Al momento della presentazione dell'interpello i lavori erano ancora in corso e l'immobile non era stato ancora effettivamente utilizzato come abitazione principale. Nel frattempo, però, il contribuente era venuto a conoscenza di un imminente trasferimento presso un'altra sede lavorativa, destinato a protrarsi per circa due anni.
Da qui il dubbio interpretativo se, una volta conclusi i lavori, l'eventuale concessione in locazione dell'immobile avrebbe potuto compromettere il diritto alla detrazione maggiorata del 50%.
Il nuovo quadro normativo dopo le Leggi di Bilancio 2025 e 2026
La questione affrontata dall'Agenzia delle Entrate si inserisce nel contesto delle modifiche introdotte dalla Legge n. 207/2024 e successivamente confermate dalla Legge n. 199/2025, che hanno ridefinito il sistema delle detrazioni per gli interventi di recupero del patrimonio edilizio.
L'art. 16 del D.L. n. 63/2013, nella formulazione oggi vigente, prevede infatti una differenziazione dell'aliquota applicabile in funzione sia della tipologia del contribuente sia della destinazione dell'immobile oggetto degli interventi.

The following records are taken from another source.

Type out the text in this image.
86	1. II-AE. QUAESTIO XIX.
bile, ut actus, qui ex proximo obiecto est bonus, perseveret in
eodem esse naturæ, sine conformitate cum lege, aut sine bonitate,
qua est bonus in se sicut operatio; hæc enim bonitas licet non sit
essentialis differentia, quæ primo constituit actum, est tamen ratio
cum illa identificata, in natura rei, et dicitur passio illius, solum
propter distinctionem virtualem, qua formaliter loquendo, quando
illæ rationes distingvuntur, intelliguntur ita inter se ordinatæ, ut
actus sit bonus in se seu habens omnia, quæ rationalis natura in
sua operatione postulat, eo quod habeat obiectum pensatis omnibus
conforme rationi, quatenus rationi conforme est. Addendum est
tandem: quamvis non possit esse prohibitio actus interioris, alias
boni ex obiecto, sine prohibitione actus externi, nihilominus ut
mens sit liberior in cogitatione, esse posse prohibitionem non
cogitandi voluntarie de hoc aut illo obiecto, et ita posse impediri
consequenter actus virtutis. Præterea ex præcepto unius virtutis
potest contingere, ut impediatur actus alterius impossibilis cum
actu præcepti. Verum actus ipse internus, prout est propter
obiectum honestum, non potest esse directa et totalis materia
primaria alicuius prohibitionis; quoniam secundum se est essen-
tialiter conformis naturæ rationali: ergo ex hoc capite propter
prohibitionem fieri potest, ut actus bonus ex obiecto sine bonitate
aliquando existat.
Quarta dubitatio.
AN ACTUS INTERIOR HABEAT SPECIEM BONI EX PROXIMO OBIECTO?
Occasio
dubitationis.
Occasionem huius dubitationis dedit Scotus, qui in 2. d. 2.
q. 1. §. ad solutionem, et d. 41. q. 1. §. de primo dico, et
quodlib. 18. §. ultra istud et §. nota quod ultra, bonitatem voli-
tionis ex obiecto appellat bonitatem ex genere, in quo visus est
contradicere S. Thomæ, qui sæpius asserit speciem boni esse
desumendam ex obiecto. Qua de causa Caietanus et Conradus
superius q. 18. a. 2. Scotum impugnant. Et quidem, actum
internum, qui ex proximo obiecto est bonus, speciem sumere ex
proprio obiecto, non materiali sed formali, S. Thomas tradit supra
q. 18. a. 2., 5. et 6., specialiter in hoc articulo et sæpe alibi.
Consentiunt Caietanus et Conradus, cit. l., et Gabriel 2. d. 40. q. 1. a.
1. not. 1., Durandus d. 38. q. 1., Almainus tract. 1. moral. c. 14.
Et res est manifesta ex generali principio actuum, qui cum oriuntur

Per le spese sostenute nel 2025 e nel 2026, la detrazione prevista dall'art. 16-bis del TUIR è riconosciuta nella misura ordinaria del 36%, entro il limite massimo di 96.000 euro per unità immobiliare.
La stessa disposizione riconosce però una detrazione più elevata, pari al 50%, quando le spese sono sostenute dai titolari del diritto di proprietà o di un diritto reale di godimento per interventi eseguiti su un'unità immobiliare adibita ad abitazione principale.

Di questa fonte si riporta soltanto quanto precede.